Their parents, who were also permitted access to the neonatal ward, brought food, books and anything else they needed, while friends eased the burden of travelling from Newcastle to Belfast with the loan of an apartment on the Glen Road.

“And when we found a house to live in, about 20 of our mates filled their cars up with stuff and helped us move. We’ll never forget the love in those very dark days,” Cormac adds.

Another source of help, guidance and advice for the Neeson family was Mencap, a UK-wide charity that provides “a voice for people with a learning disability”. Cormac and Louise brought young Dabhog to the Mencap Children’s Centre in Knockbreda, where he began to make “so much progress”.

“The attention that each child receives there is so thorough. You just know they’re all benefiting to a massive degree,” says Cormac.

“Whether it was the attentiveness of the key workers, the regular physio and speech therapy or just the companionship of his peers, Dabhog really thrived under Mencap’s care. For us as parents, to see our son achieve so much on a daily basis, it was a big moment in our journey and helped to remind us that everything was actually going be okay.”

Last week Cormac was announced as an ambassador for the charity and describes it as an honour to be associated with this “amazing” organisation.

“Mencap have been a massive source of support for Dabhog and ourselves over the last couple of years. They give children and adults with a learning disability all over Northern Ireland a bit of extra help to negotiate the twists and turns life presents us with,” he explains.

Today Dabhog is “an amazing little boy who is not defined by Down’s syndrome”, Cormac adds.

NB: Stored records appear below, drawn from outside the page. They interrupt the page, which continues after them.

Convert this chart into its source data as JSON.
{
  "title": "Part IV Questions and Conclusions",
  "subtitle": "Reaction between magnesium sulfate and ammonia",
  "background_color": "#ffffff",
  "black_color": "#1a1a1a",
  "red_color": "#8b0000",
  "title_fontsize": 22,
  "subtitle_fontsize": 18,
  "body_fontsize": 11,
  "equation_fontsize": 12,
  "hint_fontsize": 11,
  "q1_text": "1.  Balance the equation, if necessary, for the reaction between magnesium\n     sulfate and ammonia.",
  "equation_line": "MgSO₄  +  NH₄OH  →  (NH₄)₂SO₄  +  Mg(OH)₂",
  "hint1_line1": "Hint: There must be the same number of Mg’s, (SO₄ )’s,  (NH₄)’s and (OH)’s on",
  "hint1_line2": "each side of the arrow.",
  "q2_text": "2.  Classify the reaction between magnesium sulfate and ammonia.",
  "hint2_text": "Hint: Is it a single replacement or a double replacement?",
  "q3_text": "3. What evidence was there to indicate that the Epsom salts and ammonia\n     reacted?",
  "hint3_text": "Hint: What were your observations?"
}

“He has a mischievous streak, like most four-year-olds, and loves his little brother — just not when Conall takes his toys. He loves playing with his cousins and sings 20 nursery rhymes a day at the top of his voice.” Like father, like son.

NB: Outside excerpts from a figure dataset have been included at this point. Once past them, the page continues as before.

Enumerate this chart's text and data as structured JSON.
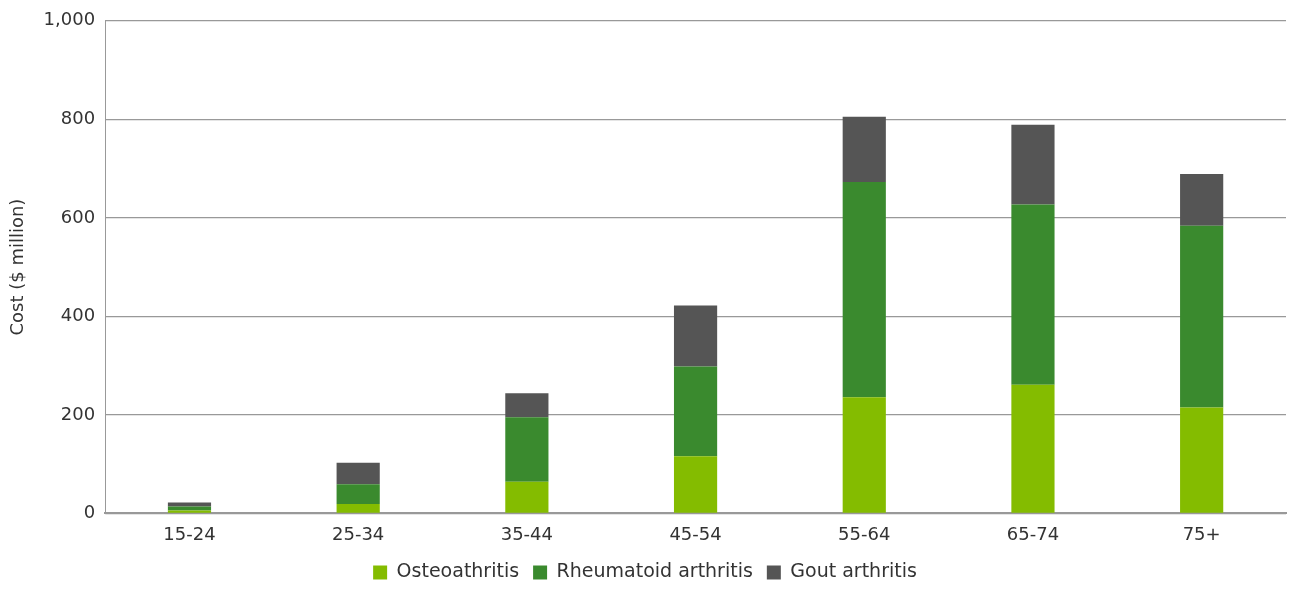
{
  "chart_data": {
    "type": "bar",
    "stacked": true,
    "ylabel": "Cost ($ million)",
    "categories": [
      "15-24",
      "25-34",
      "35-44",
      "45-54",
      "55-64",
      "65-74",
      "75+"
    ],
    "series": [
      {
        "name": "Osteoathritis",
        "color": "#84bc00",
        "values": [
          6,
          19,
          64,
          116,
          236,
          261,
          215
        ]
      },
      {
        "name": "Rheumatoid arthritis",
        "color": "#3a8a2e",
        "values": [
          8,
          40,
          131,
          182,
          437,
          366,
          369
        ]
      },
      {
        "name": "Gout arthritis",
        "color": "#555555",
        "values": [
          8,
          44,
          49,
          124,
          132,
          162,
          105
        ]
      }
    ],
    "ylim": [
      0,
      1000
    ],
    "yticks": [
      0,
      200,
      400,
      600,
      800,
      {
        "value": 1000,
        "label": "1,000"
      }
    ],
    "grid": "y",
    "legend": "bottom"
  }
}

“Of course, he’s overcome more hurdles and challenges in his young life than a lot of kids his age,” Cormac continues.

“He had heart surgery on his first birthday to fix a hole in his heart that’s associated with Down’s syndrome. He needs a bit more support and time to reach his developmental goals but he’s getting there. He’s started to take his first unaided steps and his speech is progressing steadily. He also knows more Makaton than me.

“But I’ll tell you this, every bump in the road that Dabhog negotiates is a celebration. The pride we have for what he’s already achieved and the joy he’s brought to so many lives, not just our own, is hard to quantify and impossible to fully explain. He’s just great. He’s had a healthy winter — touch wood — and is really enjoying school, which he started in September.”

White Feather, Cormac’s debut album, features a track entitled Broken Wing, which streams on Spotify from this weekend and which he hopes will go some way to raising awareness of disability in children, and Down’s syndrome in particular.

It reflects the country soul, Americana, folk vibe of the album, and was written and recorded in Nashville. The single, along with a documentary by filmmaker Brian Milligan, will be officially released on World Down’s syndrome Day, March 21.

“I wrote the song after observing a family of buzzards, one of whom had a broken wing, which seemed apt,” says Cormac. “The aim of the mini documentary is to raise a bit of awareness around Down’s, and to basically normalise it all a bit for any parents who find themselves in a similar situation as ourselves.”

Cormac jokes that the prospect of going solo, after so many years touring the world as part of a band, is “scarier than the prospect of raising two kids”. All eyes will be on him, all expectations resting on his still young shoulders. Most pressure, however, will come from himself. “At least if The Answer ever had an off night, I could blame one of those other three,” he quips.

He admits, however, that the time is right to branch out on his own. “White Feather is an album full of very personal songs, so I really couldn’t imagine anyone else singing them other than myself. It feels like the right thing to do right now.”

With the release date on the horizon, naturally a few nerves are beginning to creep in.

 “But I think there’s an honest power in this record and I just want as many people to hear it as possible on the off chance that they can maybe relate to what I’m singing about,” he adds.